I’m far from an expert on the subject myself, although I do find it very interesting. In Greece there was something of a stigma attached to being a mature man who enjoyed being the submissive/receptive partner in a homosexual relationship. This was the accepted role for younger men in a relationship, but if you were an older man it was looked down upon. If you read Aristophanes, there are jokes at the expense of these men that are pretty much the same as your cruder modern sitcom jokes about gay men…they’re portrayed as silly, unmanly, obsessed with fashion, etc. It seems the Greeks cared a lot about maintaining acceptable gender roles, but not so much about who you actually had sex with.
In regard to homosexual women throughout history, sadly there’s very little to know because almost nothing on the subject has come down to us in the written record.
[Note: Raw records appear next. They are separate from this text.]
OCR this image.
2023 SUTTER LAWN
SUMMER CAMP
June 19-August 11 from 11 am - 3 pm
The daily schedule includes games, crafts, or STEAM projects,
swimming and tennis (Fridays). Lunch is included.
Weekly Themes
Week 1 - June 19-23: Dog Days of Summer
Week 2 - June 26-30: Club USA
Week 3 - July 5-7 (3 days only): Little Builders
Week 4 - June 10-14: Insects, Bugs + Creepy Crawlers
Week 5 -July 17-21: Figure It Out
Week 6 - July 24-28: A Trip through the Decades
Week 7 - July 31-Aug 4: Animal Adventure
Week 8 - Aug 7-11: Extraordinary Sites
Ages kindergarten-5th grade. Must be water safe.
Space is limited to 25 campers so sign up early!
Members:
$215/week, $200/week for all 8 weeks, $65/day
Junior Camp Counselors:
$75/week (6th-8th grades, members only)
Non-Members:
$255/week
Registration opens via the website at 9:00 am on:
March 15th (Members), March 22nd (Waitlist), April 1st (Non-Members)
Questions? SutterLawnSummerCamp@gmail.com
Not just from Ancient Greece, but from any culture. We do know that the Greeks were aware that sexual relationships between women existed. They even had stereotypes about big butch bulldykes who cut their hair like men. As with male homosexuals who favored “gender inappropriate” roles, these women weren’t seen in a very favorable light. But for the most part, Greek men don’t seem to have considered female homosexuality worth mentioning at all, and they were the ones doing most of the writing (with the notable exception of Sappho!). Since the Greeks considered women to be unable to control their sexual appetites the way men could (no, really) and since there was a huge stigma against conceiving children pre/extramaritally, I suspect that it may have been considered harmless enough for women to work off some of that excess sexual energy with each other. But maybe that’s just me dreaming.